Повезло ему уже на фронте. За четверо суток непрерывного движения, лишь с минутными остановками для смены паровозов, пролетели мы в воинском эшелоне расстояние от Оренбурга до тылов Степного фронта, выстроенного позади армий Курского выступа им в подмогу, на случай, если немцы прорвут фронт. Сразу же после выгрузки к нам явились «купцы» из других частей, служб дивизии, в которую вливали наш пехотный полк, – за людьми для полного комплекта их подразделений. Пришли офицеры связи, саперных и разведывательных рот, полковые химики, из автобата и разных тыловых мастерских. Майор-переводчик разыскивал знающего немецкий язык – чтобы сделать помощником в своем деле.

Появился и артиллерийский офицер со скрещенными пушечками на погонах.

Как оживился, затрепетал, напрягся Афанасьев! Как он стоял перед офицером и как четко докладывал то, что вся наша рота знала уже наизусть: что он бывший фейерверкер четвертой батареи сто первого полка двадцать шестой пехотной дивизии, участвовавшей в девятьсот четырнадцатом году в боях на галицийском фронте под Бродами и Ломбергом, нынешним Львовом, в девятьсот пятнадцатом – под Перемышлем и Самбором, в девятьсот шестнадцатом – в наступлении Юго-Западного фронта, знаменитом Брусиловском прорыве.

Офицер его огорчил.

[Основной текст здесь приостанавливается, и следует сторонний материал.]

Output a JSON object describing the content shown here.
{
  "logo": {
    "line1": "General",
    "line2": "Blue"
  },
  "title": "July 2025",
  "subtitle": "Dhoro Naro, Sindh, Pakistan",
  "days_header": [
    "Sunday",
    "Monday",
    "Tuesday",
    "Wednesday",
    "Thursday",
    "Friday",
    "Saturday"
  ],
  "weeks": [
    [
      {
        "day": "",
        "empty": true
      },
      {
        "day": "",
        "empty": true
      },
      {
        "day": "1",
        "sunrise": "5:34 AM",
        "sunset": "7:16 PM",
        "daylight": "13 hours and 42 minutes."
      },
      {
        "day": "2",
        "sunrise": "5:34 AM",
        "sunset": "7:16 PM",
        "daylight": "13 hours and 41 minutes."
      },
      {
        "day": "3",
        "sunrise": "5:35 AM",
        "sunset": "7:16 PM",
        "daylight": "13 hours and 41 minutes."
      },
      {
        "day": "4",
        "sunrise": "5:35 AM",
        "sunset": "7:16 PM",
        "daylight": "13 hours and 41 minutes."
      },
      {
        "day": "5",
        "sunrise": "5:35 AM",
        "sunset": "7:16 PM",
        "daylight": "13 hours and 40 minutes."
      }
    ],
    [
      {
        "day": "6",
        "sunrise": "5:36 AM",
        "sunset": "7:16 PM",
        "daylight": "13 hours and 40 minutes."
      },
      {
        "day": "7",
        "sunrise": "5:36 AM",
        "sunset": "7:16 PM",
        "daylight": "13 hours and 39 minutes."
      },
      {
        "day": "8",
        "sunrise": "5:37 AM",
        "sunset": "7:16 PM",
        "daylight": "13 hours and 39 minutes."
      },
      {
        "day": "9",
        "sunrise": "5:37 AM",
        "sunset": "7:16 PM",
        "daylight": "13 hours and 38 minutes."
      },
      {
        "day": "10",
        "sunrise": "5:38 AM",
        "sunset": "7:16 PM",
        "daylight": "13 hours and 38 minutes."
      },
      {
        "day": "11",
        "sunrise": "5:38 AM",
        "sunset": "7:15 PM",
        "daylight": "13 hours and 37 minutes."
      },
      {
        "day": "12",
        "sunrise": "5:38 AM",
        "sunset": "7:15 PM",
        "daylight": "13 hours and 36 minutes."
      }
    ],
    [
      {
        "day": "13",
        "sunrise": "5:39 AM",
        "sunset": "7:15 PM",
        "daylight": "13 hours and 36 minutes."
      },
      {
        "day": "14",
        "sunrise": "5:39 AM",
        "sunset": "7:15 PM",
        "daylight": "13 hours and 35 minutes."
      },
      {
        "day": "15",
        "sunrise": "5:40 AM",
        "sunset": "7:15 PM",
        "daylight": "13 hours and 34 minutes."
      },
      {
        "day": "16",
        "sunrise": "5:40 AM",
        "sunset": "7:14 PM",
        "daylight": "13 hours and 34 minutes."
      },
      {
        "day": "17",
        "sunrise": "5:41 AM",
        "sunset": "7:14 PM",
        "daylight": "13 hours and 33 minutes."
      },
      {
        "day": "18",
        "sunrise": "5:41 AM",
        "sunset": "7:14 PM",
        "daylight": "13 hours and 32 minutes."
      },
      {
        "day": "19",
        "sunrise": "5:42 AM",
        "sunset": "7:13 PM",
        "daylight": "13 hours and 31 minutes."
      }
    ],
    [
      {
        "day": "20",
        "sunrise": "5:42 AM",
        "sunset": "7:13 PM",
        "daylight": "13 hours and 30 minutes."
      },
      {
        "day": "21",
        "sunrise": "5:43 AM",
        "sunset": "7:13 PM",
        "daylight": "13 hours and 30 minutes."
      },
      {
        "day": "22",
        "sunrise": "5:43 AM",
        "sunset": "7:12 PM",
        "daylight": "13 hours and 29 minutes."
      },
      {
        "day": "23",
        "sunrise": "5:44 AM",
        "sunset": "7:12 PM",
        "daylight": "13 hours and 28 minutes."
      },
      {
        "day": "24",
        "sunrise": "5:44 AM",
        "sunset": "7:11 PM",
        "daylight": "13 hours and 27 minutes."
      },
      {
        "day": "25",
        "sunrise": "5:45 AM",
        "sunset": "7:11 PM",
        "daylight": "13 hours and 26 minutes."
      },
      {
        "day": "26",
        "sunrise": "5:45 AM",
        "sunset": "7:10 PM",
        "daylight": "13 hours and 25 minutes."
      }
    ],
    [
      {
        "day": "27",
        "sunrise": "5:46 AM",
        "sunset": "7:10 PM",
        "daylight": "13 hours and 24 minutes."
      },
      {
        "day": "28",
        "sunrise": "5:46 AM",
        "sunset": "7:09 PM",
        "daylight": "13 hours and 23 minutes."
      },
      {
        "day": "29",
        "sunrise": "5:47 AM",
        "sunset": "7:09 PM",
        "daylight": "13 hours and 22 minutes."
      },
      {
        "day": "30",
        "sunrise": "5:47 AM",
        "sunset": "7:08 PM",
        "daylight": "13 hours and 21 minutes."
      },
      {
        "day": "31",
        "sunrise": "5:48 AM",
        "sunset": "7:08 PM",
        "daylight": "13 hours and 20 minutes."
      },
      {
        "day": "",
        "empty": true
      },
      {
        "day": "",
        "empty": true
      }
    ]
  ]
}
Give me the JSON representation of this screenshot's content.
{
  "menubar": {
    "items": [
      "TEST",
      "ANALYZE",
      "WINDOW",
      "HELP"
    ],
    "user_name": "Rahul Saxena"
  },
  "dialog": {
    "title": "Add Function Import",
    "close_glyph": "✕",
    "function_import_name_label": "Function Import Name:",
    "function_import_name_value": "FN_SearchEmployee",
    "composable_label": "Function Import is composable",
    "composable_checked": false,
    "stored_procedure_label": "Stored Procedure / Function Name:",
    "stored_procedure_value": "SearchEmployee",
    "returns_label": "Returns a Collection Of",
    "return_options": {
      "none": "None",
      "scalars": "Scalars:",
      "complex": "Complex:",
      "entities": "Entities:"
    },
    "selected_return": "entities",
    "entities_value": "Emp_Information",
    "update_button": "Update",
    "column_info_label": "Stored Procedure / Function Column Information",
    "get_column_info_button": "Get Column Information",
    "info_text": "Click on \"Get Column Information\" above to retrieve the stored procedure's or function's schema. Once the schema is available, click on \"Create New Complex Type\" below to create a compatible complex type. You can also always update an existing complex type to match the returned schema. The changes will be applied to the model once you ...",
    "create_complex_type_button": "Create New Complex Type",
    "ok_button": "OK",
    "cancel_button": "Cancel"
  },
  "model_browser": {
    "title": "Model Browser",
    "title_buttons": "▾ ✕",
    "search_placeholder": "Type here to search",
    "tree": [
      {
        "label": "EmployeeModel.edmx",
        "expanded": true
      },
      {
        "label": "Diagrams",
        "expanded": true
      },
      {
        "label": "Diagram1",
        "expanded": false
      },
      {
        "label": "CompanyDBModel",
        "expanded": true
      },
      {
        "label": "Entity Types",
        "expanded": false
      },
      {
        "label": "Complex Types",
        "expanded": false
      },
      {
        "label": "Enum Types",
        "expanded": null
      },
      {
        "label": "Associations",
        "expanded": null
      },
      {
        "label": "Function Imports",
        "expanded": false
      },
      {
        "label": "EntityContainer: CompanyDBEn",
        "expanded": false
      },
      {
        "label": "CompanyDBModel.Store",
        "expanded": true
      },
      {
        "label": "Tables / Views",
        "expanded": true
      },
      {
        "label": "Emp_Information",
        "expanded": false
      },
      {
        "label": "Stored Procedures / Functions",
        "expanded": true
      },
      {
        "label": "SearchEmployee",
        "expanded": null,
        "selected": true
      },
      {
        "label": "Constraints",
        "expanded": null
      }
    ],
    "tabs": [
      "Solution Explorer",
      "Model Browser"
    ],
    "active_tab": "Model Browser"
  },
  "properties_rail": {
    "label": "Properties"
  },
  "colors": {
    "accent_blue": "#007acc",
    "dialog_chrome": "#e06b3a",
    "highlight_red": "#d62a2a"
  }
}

Он сказал, что в расчетах во всех батареях сейчас полный комплект, нужда в артиллеристах отсутствует, а вот ездовые к орудиям на конной тяге – нужны. Если Афанасьев согласен, он возьмет его ездовым.

– Соглашайся, иди! – заговорили позади Афанасьева товарищи из его взвода. – Это же война, фронт! Сегодня ездовой, а завтра, глядишь, у орудия…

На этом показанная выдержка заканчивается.